Ottery St Mary Astronomical Clock is a 14th-century astronomical clock in St Mary's Church, Ottery St Mary, in Devon in south-west England.

==History and description==
The south transept of the church of St Mary in Ottery St Mary houses the astronomical clock, one of the oldest surviving mechanical clocks in England. It is commonly attributed to Bishop John de Grandisson, who was Bishop of Exeter (1327–1369), and adheres to Ptolemaic cosmology with the Earth at the centre of the Solar System.

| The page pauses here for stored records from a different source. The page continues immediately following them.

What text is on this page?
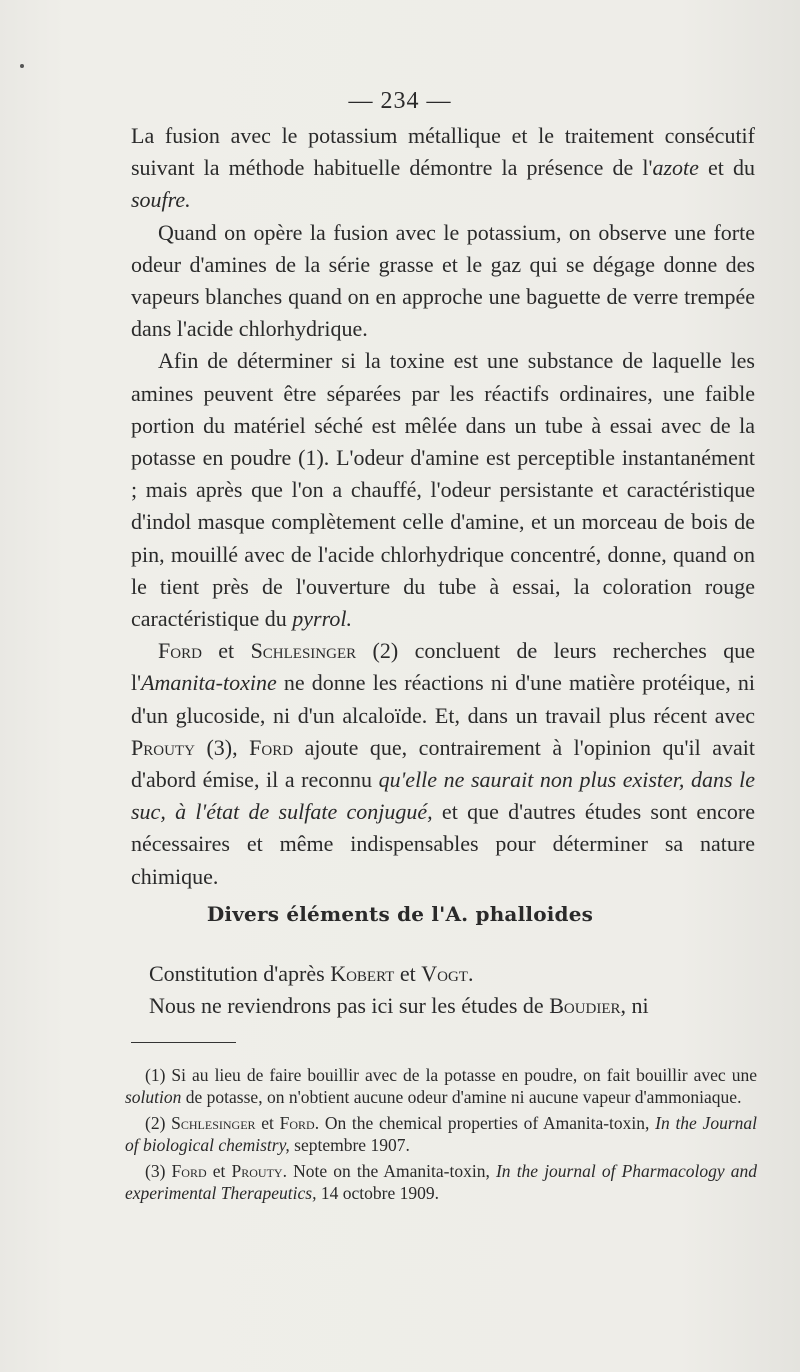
— 234 —

La fusion avec le potassium métallique et le traitement consécutif suivant la méthode habituelle démontre la présence de l'azote et du soufre.

Quand on opère la fusion avec le potassium, on observe une forte odeur d'amines de la série grasse et le gaz qui se dégage donne des vapeurs blanches quand on en approche une baguette de verre trempée dans l'acide chlorhydrique.

Afin de déterminer si la toxine est une substance de laquelle les amines peuvent être séparées par les réactifs ordinaires, une faible portion du matériel séché est mêlée dans un tube à essai avec de la potasse en poudre (1). L'odeur d'amine est perceptible instantanément ; mais après que l'on a chauffé, l'odeur persistante et caractéristique d'indol masque complètement celle d'amine, et un morceau de bois de pin, mouillé avec de l'acide chlorhydrique concentré, donne, quand on le tient près de l'ouverture du tube à essai, la coloration rouge caractéristique du pyrrol.

Ford et Schlesinger (2) concluent de leurs recherches que l'Amanita-toxine ne donne les réactions ni d'une matière protéique, ni d'un glucoside, ni d'un alcaloïde. Et, dans un travail plus récent avec Prouty (3), Ford ajoute que, contrairement à l'opinion qu'il avait d'abord émise, il a reconnu qu'elle ne saurait non plus exister, dans le suc, à l'état de sulfate conjugué, et que d'autres études sont encore nécessaires et même indispensables pour déterminer sa nature chimique.

Divers éléments de l'A. phalloides

Constitution d'après Kobert et Vogt.

Nous ne reviendrons pas ici sur les études de Boudier, ni

(1) Si au lieu de faire bouillir avec de la potasse en poudre, on fait bouillir avec une solution de potasse, on n'obtient aucune odeur d'amine ni aucune vapeur d'ammoniaque.

(2) Schlesinger et Ford. On the chemical properties of Amanita-toxin, In the Journal of biological chemistry, septembre 1907.

(3) Ford et Prouty. Note on the Amanita-toxin, In the journal of Pharmacology and experimental Therapeutics, 14 octobre 1909.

At the centre of the dial, the Earth is represented by a black ball. The Sun is represented by a gold ball which rotates round the outermost ring of the dial, showing the time. The Moon is represented by a ball which is half white and half black, which turns on its axis to show the phases of the moon. This ball rotates around the middle ring of the dial, numbered to show the days of the lunar month. The clock is similar in its display to the Exeter Cathedral astronomical clock in Devon and the Wimborne Minster astronomical clock in Dorset.

After 30 years of silence, the Ottery St Mary clock was restored to working condition in 1907 by John James Hall of Exeter. The rededication service, on 20 May 1907, was attended by the Bishop of Exeter, Archibald Robertson, who formally set the clock going.